An Introduction to Why I’m Spiritual but Not Anxious
- Darrell Smith
- Nov 13, 2024
- 4 min read
On Leaving the Beach for the Deep

Photo by Ronan Furuta on Unsplash
Hey, I’m Darrell. I’m a non-dual writer, facilitator, and theologian. Serving both in the church and as the founding director of Chapter 3 — a non-profit committed to serving people and the common good—I have been exploring and, at times, protesting religion for over 30 years.
My exploration and protest has led me to homeless shelters, recovery groups, and refugee ghettos, as well as universities, churches, and prisons. The people with whom I have had the privilege to journey have taught me more about anxiety and religion than I could ever hope to share. That doesn’t mean I won’t try.
As with many people’s stories involving anxiety and religion, mine begins with Christianity.
Relaying the formative experiences of my Christian life must begin with the tradition into which I was born and raised. Even before I could contemplate my own agency, I was being raised in the western Christian tradition — specifically, the United Methodist Church.

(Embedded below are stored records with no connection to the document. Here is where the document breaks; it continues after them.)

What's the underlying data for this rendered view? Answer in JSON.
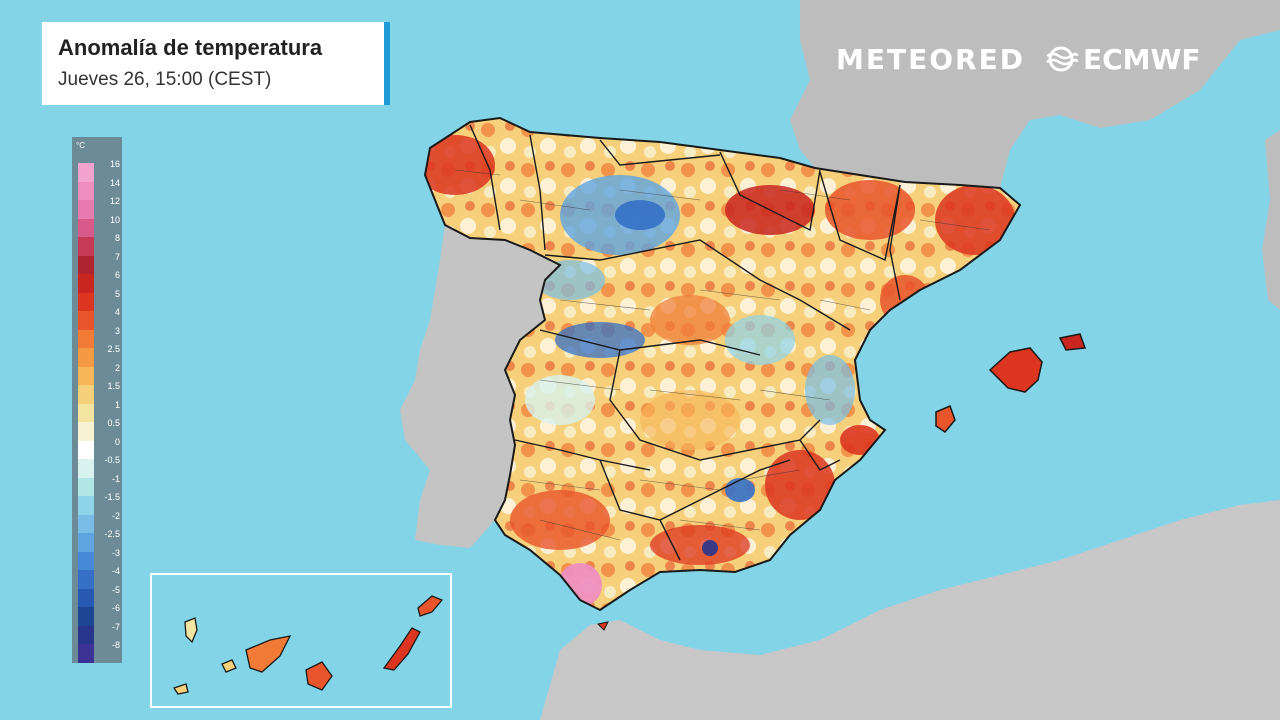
{
  "header": {
    "title": "Anomalía de temperatura",
    "subtitle": "Jueves 26, 15:00 (CEST)"
  },
  "logos": {
    "meteored": "METEORED",
    "ecmwf": "ECMWF"
  },
  "legend": {
    "unit": "°C",
    "labels": [
      "16",
      "14",
      "12",
      "10",
      "8",
      "7",
      "6",
      "5",
      "4",
      "3",
      "2.5",
      "2",
      "1.5",
      "1",
      "0.5",
      "0",
      "-0.5",
      "-1",
      "-1.5",
      "-2",
      "-2.5",
      "-3",
      "-4",
      "-5",
      "-6",
      "-7",
      "-8"
    ],
    "colors": [
      "#f3a3cf",
      "#ee8fc0",
      "#e77aae",
      "#d85a8a",
      "#c73a57",
      "#b02430",
      "#c8261f",
      "#dc3620",
      "#e8552c",
      "#f07a36",
      "#f59a44",
      "#f7b659",
      "#f6d07a",
      "#f3e4a1",
      "#f8f1d4",
      "#ffffff",
      "#d8f2ef",
      "#b1e6e6",
      "#8fd3e8",
      "#79bde6",
      "#5ea4e0",
      "#4689d6",
      "#3570c6",
      "#2859b0",
      "#1f4695",
      "#27358b",
      "#3c3296"
    ]
  },
  "map": {
    "colors": {
      "sea": "#84d4e8",
      "land_gray": "#bdbdbd",
      "warm": "#e8552c",
      "hot": "#c8261f",
      "cool": "#5ea4e0",
      "neutral": "#f8f1d4",
      "pink": "#ee8fc0"
    }
  }
}
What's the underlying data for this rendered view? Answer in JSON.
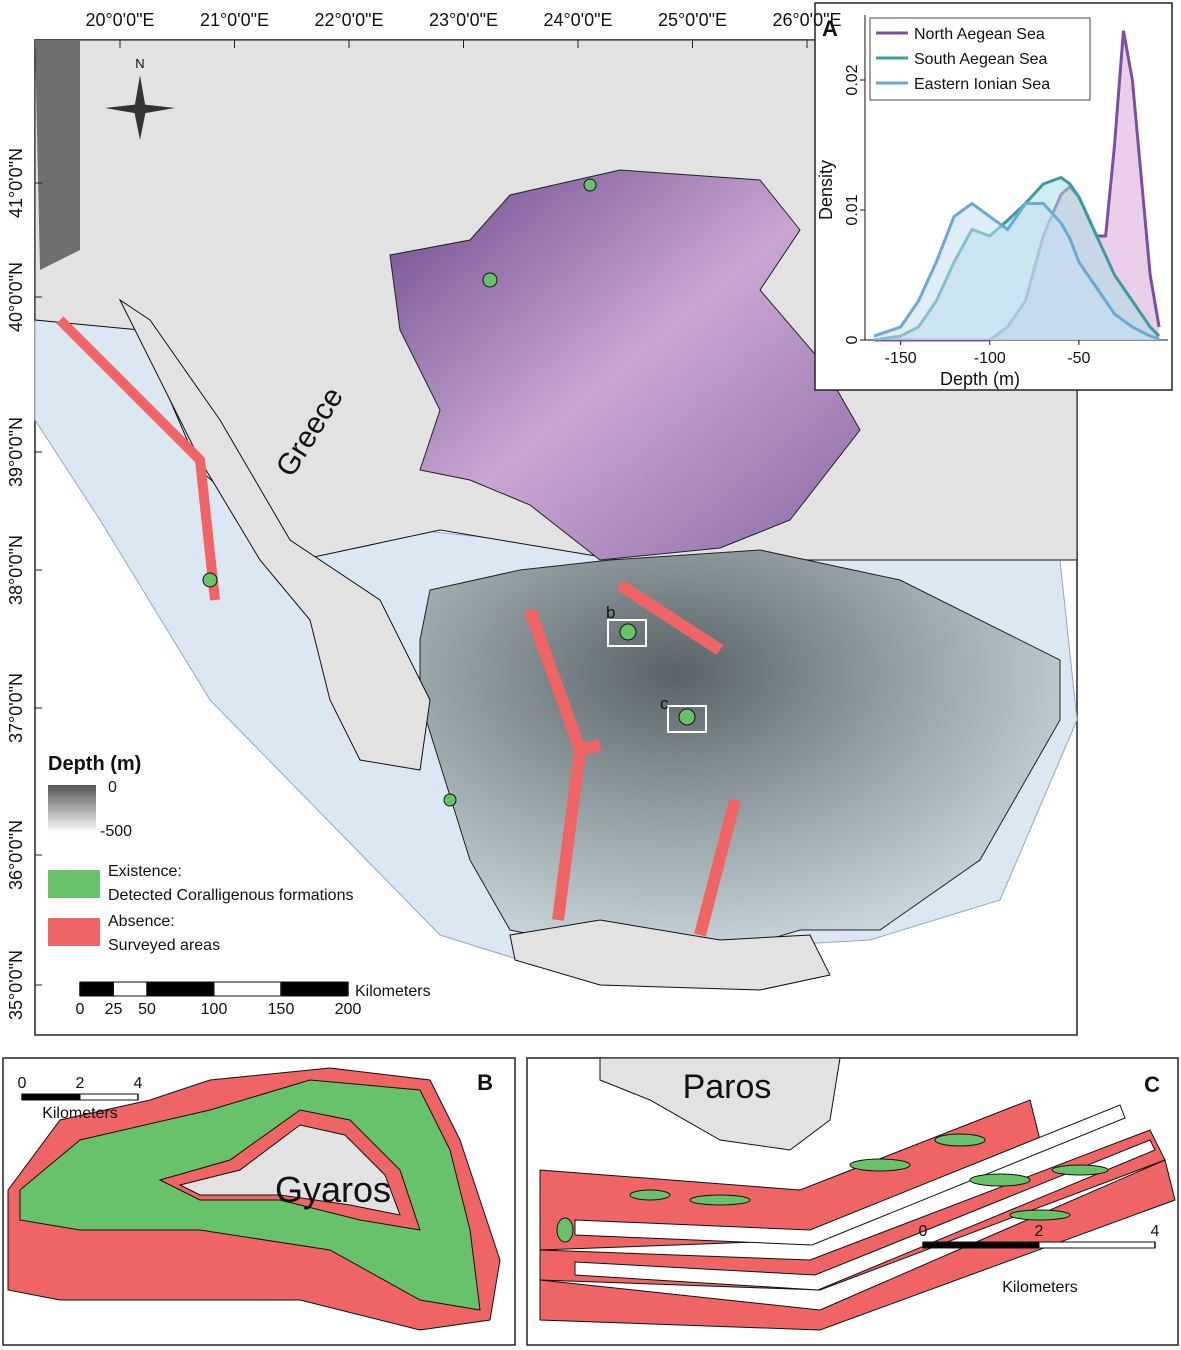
{
  "map": {
    "lon_labels": [
      "20°0'0\"E",
      "21°0'0\"E",
      "22°0'0\"E",
      "23°0'0\"E",
      "24°0'0\"E",
      "25°0'0\"E",
      "26°0'0\"E"
    ],
    "lat_labels": [
      "41°0'0\"N",
      "40°0'0\"N",
      "39°0'0\"N",
      "38°0'0\"N",
      "37°0'0\"N",
      "36°0'0\"N",
      "35°0'0\"N"
    ],
    "north": "N",
    "country": "Greece",
    "box_b": "b",
    "box_c": "c",
    "legend": {
      "title": "Depth (m)",
      "depth_ticks": [
        0,
        -500
      ],
      "existence": "Existence:",
      "existence_desc": "Detected Coralligenous formations",
      "absence": "Absence:",
      "absence_desc": "Surveyed areas",
      "existence_color": "#67c26a",
      "absence_color": "#ef6464"
    },
    "scale": {
      "unit": "Kilometers",
      "ticks": [
        0,
        25,
        50,
        100,
        150,
        200
      ]
    }
  },
  "chart_data": {
    "type": "area",
    "panel_label": "A",
    "xlabel": "Depth (m)",
    "ylabel": "Density",
    "xlim": [
      -170,
      0
    ],
    "ylim": [
      0,
      0.025
    ],
    "xticks": [
      -150,
      -100,
      -50
    ],
    "yticks": [
      0,
      0.01,
      0.02
    ],
    "x": [
      -165,
      -150,
      -140,
      -130,
      -120,
      -110,
      -100,
      -90,
      -80,
      -70,
      -60,
      -55,
      -50,
      -40,
      -35,
      -30,
      -25,
      -20,
      -10,
      -5
    ],
    "series": [
      {
        "name": "North Aegean Sea",
        "color": "#7b4fa6",
        "fill": "#d9a8d9",
        "values": [
          0,
          0,
          0,
          0,
          0,
          0,
          0,
          0.001,
          0.003,
          0.008,
          0.0112,
          0.0118,
          0.011,
          0.008,
          0.008,
          0.015,
          0.0238,
          0.02,
          0.005,
          0.001
        ]
      },
      {
        "name": "South Aegean Sea",
        "color": "#3c9c9c",
        "fill": "#a9dede",
        "values": [
          0,
          0.0003,
          0.001,
          0.003,
          0.006,
          0.0085,
          0.008,
          0.0092,
          0.0105,
          0.012,
          0.0125,
          0.012,
          0.011,
          0.008,
          0.0065,
          0.005,
          0.004,
          0.003,
          0.001,
          0.0003
        ]
      },
      {
        "name": "Eastern Ionian Sea",
        "color": "#6aaad8",
        "fill": "#c4def0",
        "values": [
          0.0003,
          0.001,
          0.003,
          0.006,
          0.0095,
          0.0105,
          0.0095,
          0.0085,
          0.0105,
          0.0105,
          0.009,
          0.0078,
          0.006,
          0.004,
          0.003,
          0.002,
          0.0015,
          0.001,
          0.0003,
          0.0001
        ]
      }
    ]
  },
  "panel_b": {
    "label": "B",
    "island": "Gyaros",
    "unit": "Kilometers",
    "ticks": [
      0,
      2,
      4
    ]
  },
  "panel_c": {
    "label": "C",
    "island": "Paros",
    "unit": "Kilometers",
    "ticks": [
      0,
      2,
      4
    ]
  }
}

First and foremost, my experience, education, and training in the United Methodist tradition instilled in me an expectation for divine love, grace, and acceptance to be at the core of anything worth pursuit or investment. The UMC also provided experiences and examples of Christian community, connection, service, and mutuality that shaped how I perceive and attempt to practice relationality. The Christian tradition of the UMC also provided both my introduction to cosmology and the inspiration to explore — reasoning my experience alongside Scripture and tradition and encouraging interdependent relational awareness.

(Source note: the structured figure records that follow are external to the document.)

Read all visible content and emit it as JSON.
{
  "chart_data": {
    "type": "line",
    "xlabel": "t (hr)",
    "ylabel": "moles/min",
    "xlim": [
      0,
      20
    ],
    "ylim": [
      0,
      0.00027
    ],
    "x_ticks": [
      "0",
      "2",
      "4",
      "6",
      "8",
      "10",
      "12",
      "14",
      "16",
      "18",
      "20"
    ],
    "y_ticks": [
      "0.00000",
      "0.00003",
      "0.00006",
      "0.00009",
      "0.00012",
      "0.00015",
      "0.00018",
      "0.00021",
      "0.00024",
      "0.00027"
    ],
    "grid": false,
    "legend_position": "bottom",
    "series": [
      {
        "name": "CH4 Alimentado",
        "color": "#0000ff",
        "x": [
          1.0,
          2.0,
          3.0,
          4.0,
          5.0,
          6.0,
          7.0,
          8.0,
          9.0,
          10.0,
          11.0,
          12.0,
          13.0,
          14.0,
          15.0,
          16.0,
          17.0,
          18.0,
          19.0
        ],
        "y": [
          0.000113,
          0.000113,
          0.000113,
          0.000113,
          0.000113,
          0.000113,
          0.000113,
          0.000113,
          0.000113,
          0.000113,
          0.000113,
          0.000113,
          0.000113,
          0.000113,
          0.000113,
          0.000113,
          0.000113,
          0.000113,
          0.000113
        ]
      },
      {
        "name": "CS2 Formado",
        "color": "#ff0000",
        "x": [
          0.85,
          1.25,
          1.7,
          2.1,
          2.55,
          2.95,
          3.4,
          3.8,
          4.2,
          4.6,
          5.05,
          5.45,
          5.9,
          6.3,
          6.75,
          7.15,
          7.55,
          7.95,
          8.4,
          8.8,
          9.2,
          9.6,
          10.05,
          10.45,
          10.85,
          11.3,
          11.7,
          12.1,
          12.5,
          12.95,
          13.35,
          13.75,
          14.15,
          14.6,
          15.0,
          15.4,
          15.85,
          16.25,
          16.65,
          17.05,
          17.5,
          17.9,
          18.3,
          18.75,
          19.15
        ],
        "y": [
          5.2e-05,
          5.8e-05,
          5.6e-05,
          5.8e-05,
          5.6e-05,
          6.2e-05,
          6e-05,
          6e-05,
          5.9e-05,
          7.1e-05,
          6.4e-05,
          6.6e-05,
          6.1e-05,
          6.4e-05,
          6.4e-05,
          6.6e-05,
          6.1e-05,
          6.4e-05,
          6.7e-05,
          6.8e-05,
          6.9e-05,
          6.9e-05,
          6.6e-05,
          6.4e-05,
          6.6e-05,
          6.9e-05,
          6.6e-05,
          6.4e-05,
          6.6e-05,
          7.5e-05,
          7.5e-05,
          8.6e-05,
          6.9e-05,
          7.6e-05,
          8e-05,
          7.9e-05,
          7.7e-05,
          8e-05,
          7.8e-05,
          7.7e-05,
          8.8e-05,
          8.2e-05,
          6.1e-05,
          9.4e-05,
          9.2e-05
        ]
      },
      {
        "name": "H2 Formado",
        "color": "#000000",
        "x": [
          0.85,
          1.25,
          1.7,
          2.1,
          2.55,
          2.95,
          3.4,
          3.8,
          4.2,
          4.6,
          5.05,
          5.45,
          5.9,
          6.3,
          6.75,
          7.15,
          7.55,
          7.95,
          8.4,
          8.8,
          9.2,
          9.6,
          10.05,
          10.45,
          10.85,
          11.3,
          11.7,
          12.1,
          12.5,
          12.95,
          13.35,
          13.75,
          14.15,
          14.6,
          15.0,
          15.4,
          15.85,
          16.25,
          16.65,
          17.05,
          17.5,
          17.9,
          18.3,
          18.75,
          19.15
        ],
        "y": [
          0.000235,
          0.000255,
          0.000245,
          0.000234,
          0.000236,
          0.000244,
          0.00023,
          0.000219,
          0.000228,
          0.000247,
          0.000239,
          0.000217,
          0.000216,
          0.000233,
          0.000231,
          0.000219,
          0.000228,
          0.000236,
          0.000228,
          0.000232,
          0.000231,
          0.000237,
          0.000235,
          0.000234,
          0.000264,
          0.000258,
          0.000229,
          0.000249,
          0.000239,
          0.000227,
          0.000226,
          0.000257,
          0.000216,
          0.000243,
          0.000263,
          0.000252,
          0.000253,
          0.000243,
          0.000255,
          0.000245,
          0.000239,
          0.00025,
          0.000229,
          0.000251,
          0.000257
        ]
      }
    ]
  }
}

The loving, non-anxious, non-reactive encouragement to explore is perhaps my favorite aspect of the Methodist tradition in which I have been raised and trained. I have been taught to go further without fear — returning to share the truth and love I experience. That exploratory ethos guided my graduate study of the Hebraic root of Christianity, enabling wrestling with the interwoven nature of the Jewish and Christian traditions.
Although it did not come first in my developmental journey, Judaism is necessarily foundational as it is the mother of Christianity. My graduate studies allowed me to travel to Israel for an extensive study tour, to spend almost two years of continuous Torah study under the same teacher, and to give numerous years to researching ancient Hebraic liturgical practice. The culmination of this research and exposure to the Hebraic root took my Christian experience and faith from black-and-white to technicolor. It enabled me to see things I could not previously see, to understand the words and teachings of Jesus, Paul, and the gospel writers in ways I could not have previously imagined. My faith shifted from comfortably detached to grounded, from relatively recent to ancient, from politely exclusive to integral, and from tribal to universal.

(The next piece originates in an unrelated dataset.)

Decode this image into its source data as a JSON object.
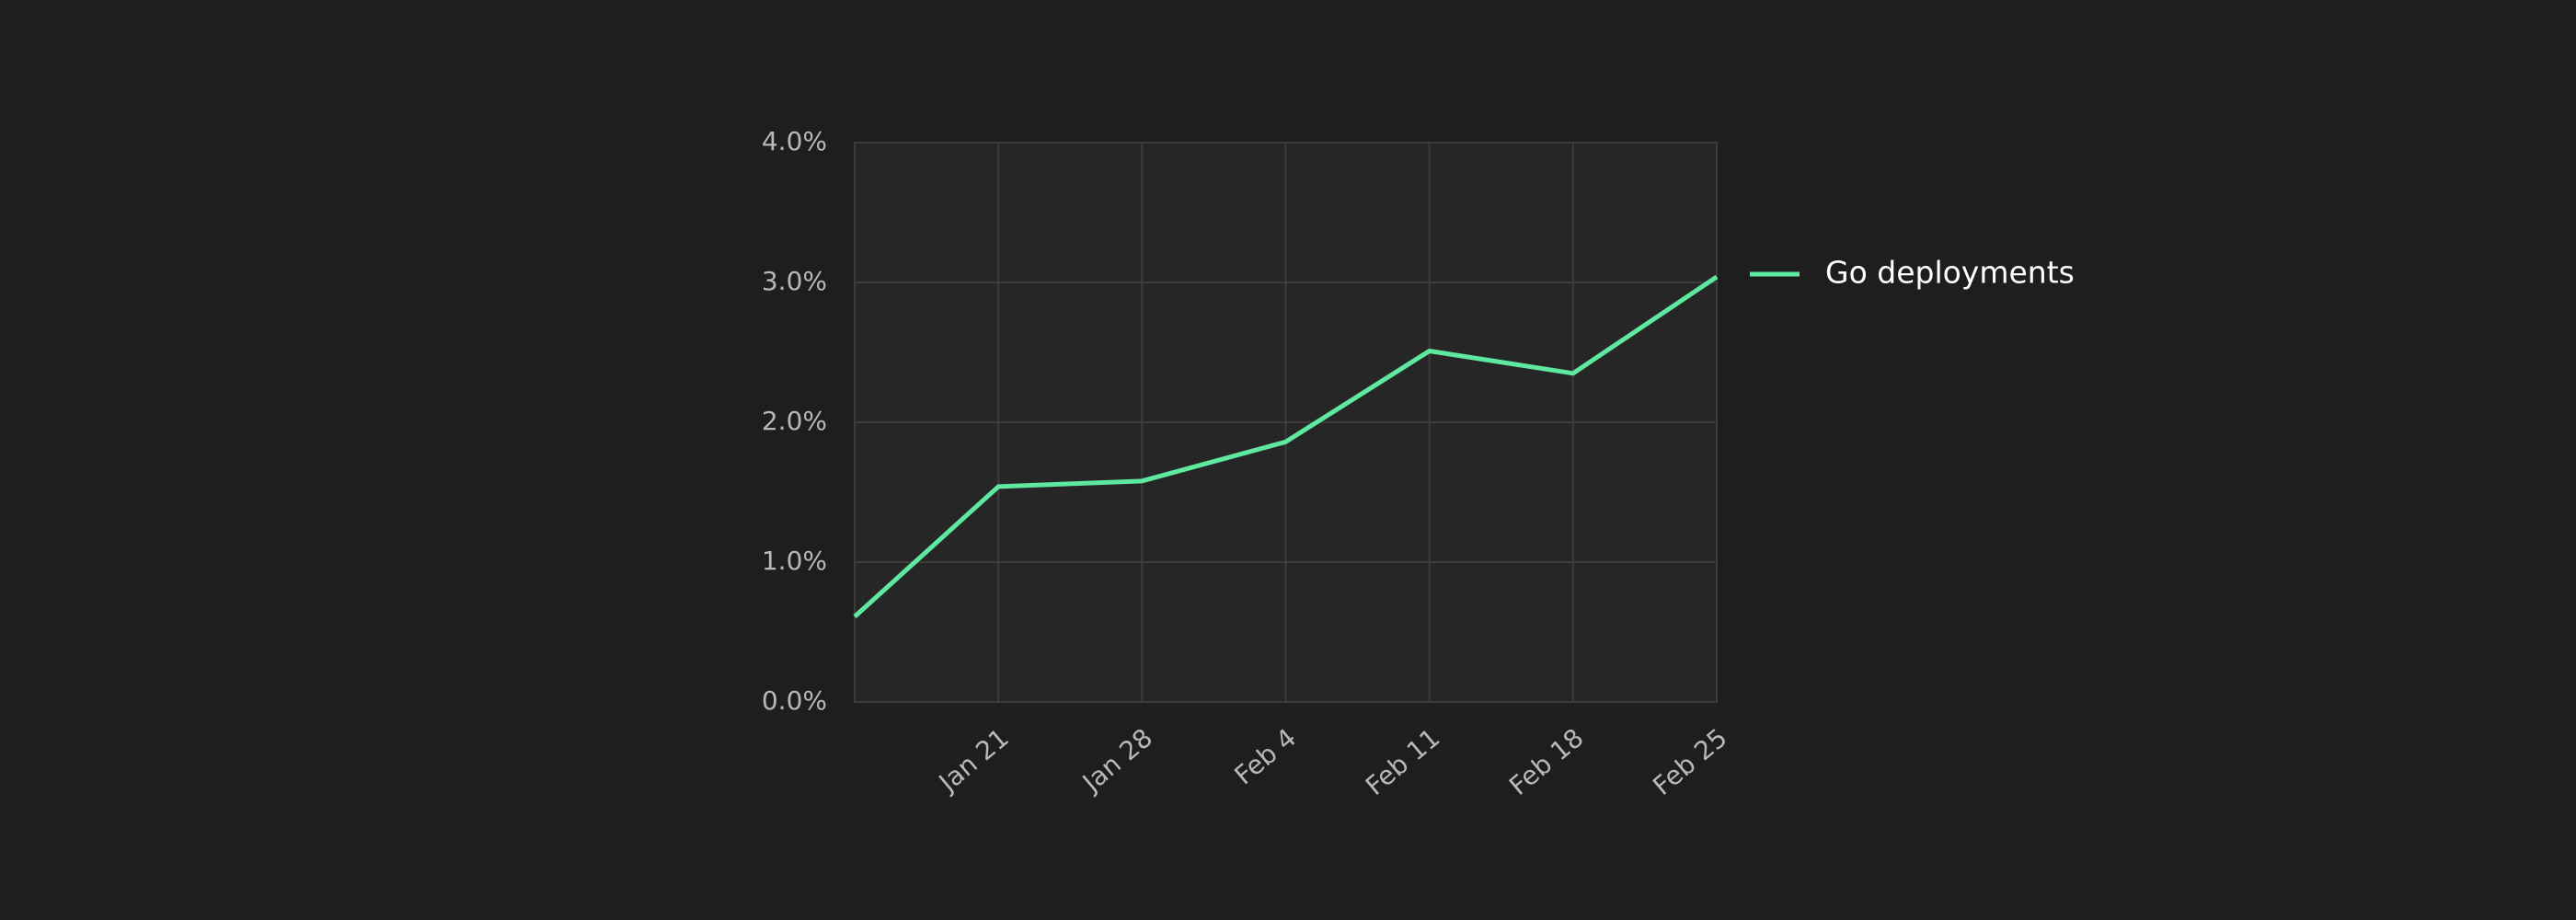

In the words of the Shema (Deu. 6), the people of Israel — which translates as those who wrestle with the divine — are invited not only to listen to the stories of God but “to listen so closely that they can’t help but respond.” They are invited to do this by a God that the Shema declares is one — the source — ultimate reality. There is no division. There is no other. There is only one. This pan-tribal, universal connectedness is present in the Christian scriptures. In fact, it permeates the gospels and epistles, but I had never really seen it before. I learned to see it in my embrace and study of Judaism.
Exploring and connecting with Judaism rightfully rewired my spiritual posture and awakened in me the heart of a mystic, giving me an appreciation and longing for the deep waters that, as Thomas Merton taught, are the same regardless of the beach from which we begin to swim. The “oneness” or nonduality of the divine depths continue to call me onward.
Thus far, my exploration and practice of nonduality has been incorporative of many different “beaches” of origin, including Judaism, Buddhism, Taoism, Sufism, Sikhi, and Advaita Vedanta. Much as Merton indicated with his metaphor, swimming out far enough from the illusory beaches upon which we tend to separate ourselves reveals an interconnectedness that isn’t always easy to grasp. In fact, it is often difficult to embrace nonduality when someone is dedicated to treating you as though you are separate or other.
Nonduality is in the Imago Dei of Genesis 1 and the divine breath of Genesis 2. It is in the Shema of Deuteronomy 6 and Jesus’ prayer of John 17 — “that they may all be one. As you are in me and I am in you, may they also be in us” (Joh. 17:21). Nonduality resides at the core of all the world’s great faith traditions — from the commonality of suffering found in the Four Noble Truths of Buddhism and universal balance of the Tao, to the radical connectedness of the Sikhi concept of ik oankar and the direct divine relationship of Sufism. Even the Methodist movement was founded on the earnest desire of its early adherents to pursue a middle-path (Via Media) that would unite rather than divide.
I am grateful for and inseparably grafted into the United Methodist tradition within which I have been raised and trained. It has encouraged and enabled the exploration that has led me not away but in an ever-increasing spiral of transcendence and inclusion — from the exploration of the Hebraic womb of Christianity to a deeper awareness of the nondual connectedness of all things.